Spring is coming to Tennessee.
I made it home in time last night after band rehearsal to sit on an old bench in the woods behind my house and write for a spell, something that hasn’t happened for too long.
I’ve been writing on the laptop so much lately that I’ve forgotten how good it is to feel the scratch of pen on paper, the rhythm of making the forms of letters and words rather than just pounding them out on a keyboard.
Here’s what came out.
I.
Music filled the room just an hour ago.
Five men, all bound by common purposes,
Common needs, thinking, expressing a felt
Remembrance, for a time, of the heart’s leap
–
That led us to commune with the Maker
By making; we became younger, older,
The moment expanding to encompass
The wider, deeper world of which we sang.
II.
Now, after a short drive through smoke and noise,
I am sitting on a wooden bench, hushed
In the last light of the day, in silence
That fades, as I wait, into another
–
Kind of music: the sound of birds calling,
Brown leafless branches clicking together
When a bird leaps and flaps away to nest
Before a dark, long, and heavy silence
–
Takes its place over and among the woods.
III.
Can God be known here? Here in this wild place
hemmed by highways, stitched with black powerlines,
Defying what they call “development”
And “progress” as the wet green fungus sighs
–
Over exposed bedrock; as bright new grass
In tufts comes out of sleep and crowds the path
I cut through the brambles? This place is mine
And it is not mine. It is mine because
–
My name is on the deed. It is not mine
Because a bank’s name is there beside it.
Mine because I have loved it, if only
For a year now, and yet not mine because
–
I did not, could not, make it, can’t keep it
Alive or kill it, because it is ancient
And it is a part of an earth that will
Outlive me as I now live. A day comes
–
When I too will be ancient and holy,
And this wild place, redeemed, will sing with me.

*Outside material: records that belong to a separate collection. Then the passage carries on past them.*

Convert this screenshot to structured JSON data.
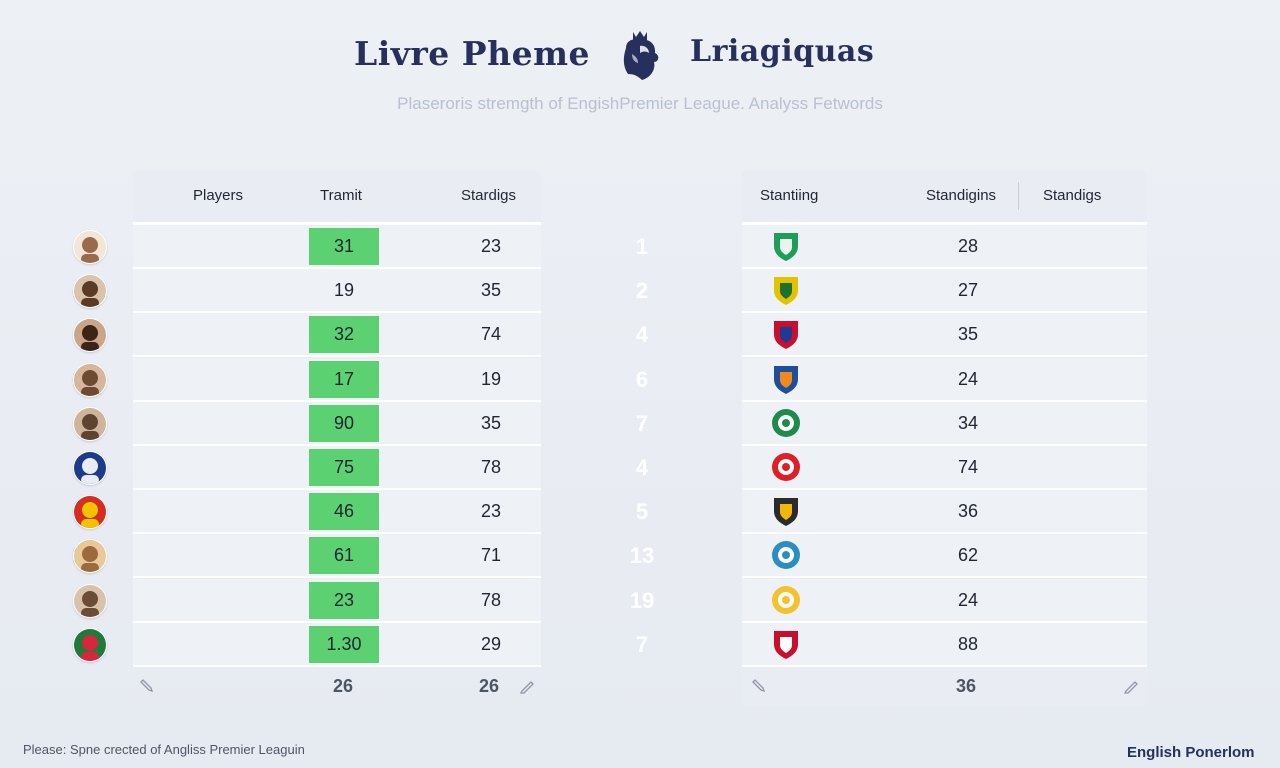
{
  "header": {
    "title_left": "Livre Pheme",
    "title_right": "Lriagiquas",
    "logo_icon": "lion-crown-icon",
    "subtitle": "Plaseroris stremgth of EngishPremier League. Analyss Fetwords"
  },
  "left_table": {
    "columns": [
      "Players",
      "Tramit",
      "Stardigs"
    ],
    "rows": [
      {
        "avatar": "player-avatar",
        "tramit": "31",
        "standings": "23",
        "highlight": true
      },
      {
        "avatar": "player-avatar",
        "tramit": "19",
        "standings": "35",
        "highlight": false
      },
      {
        "avatar": "player-avatar",
        "tramit": "32",
        "standings": "74",
        "highlight": true
      },
      {
        "avatar": "player-avatar",
        "tramit": "17",
        "standings": "19",
        "highlight": true
      },
      {
        "avatar": "player-avatar",
        "tramit": "90",
        "standings": "35",
        "highlight": true
      },
      {
        "avatar": "ball-icon",
        "tramit": "75",
        "standings": "78",
        "highlight": true
      },
      {
        "avatar": "club-badge-icon",
        "tramit": "46",
        "standings": "23",
        "highlight": true
      },
      {
        "avatar": "player-avatar",
        "tramit": "61",
        "standings": "71",
        "highlight": true
      },
      {
        "avatar": "player-avatar",
        "tramit": "23",
        "standings": "78",
        "highlight": true
      },
      {
        "avatar": "club-badge-icon",
        "tramit": "1.30",
        "standings": "29",
        "highlight": true
      }
    ],
    "footer": {
      "tramit_total": "26",
      "standings_total": "26"
    }
  },
  "ranks": [
    "1",
    "2",
    "4",
    "6",
    "7",
    "4",
    "5",
    "13",
    "19",
    "7"
  ],
  "right_table": {
    "columns": [
      "Stantiing",
      "Standigins",
      "Standigs"
    ],
    "rows": [
      {
        "crest": "shield-crest-icon",
        "value": "28"
      },
      {
        "crest": "shield-crest-icon",
        "value": "27"
      },
      {
        "crest": "shield-crest-icon",
        "value": "35"
      },
      {
        "crest": "shield-crest-icon",
        "value": "24"
      },
      {
        "crest": "round-crest-icon",
        "value": "34"
      },
      {
        "crest": "round-crest-icon",
        "value": "74"
      },
      {
        "crest": "shield-crest-icon",
        "value": "36"
      },
      {
        "crest": "round-crest-icon",
        "value": "62"
      },
      {
        "crest": "round-crest-icon",
        "value": "24"
      },
      {
        "crest": "shield-crest-icon",
        "value": "88"
      }
    ],
    "footer": {
      "total": "36"
    }
  },
  "footer": {
    "left_text": "Please: Spne crected of Angliss Premier Leaguin",
    "right_text": "English Ponerlom"
  },
  "colors": {
    "brand": "#27305d",
    "highlight": "#5cd172",
    "background": "#e9edf3"
  }
}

It will belong, I will belong, fully,
Joyfully, to him who set us both free.
–
The earth is the Lord’s, and all within it.
IV.
The resurrection and the life. Christ, whose
Mind imagined and made the ground where now
I sit, is as alive as the frogs chirping,
Welcoming the night, singing in this way
–
Because they were made to make this music.
The birds answer. The silence answers too:
I find myself sinking down into it,
Welcoming it, glad to have a good place
–
To sit, watch, listen, and to remember
My place in the world, the woods, in my home.
The sound of my eldest son’s voice calling
“Papa!” echoes through the cedars and oaks.
–
“Time for dinner!” I turn, and can see light,
Yellow in the warm windows, a glow that,
Set against the blue dimness of nightfall,
Makes me think of Heaven, and the best tales.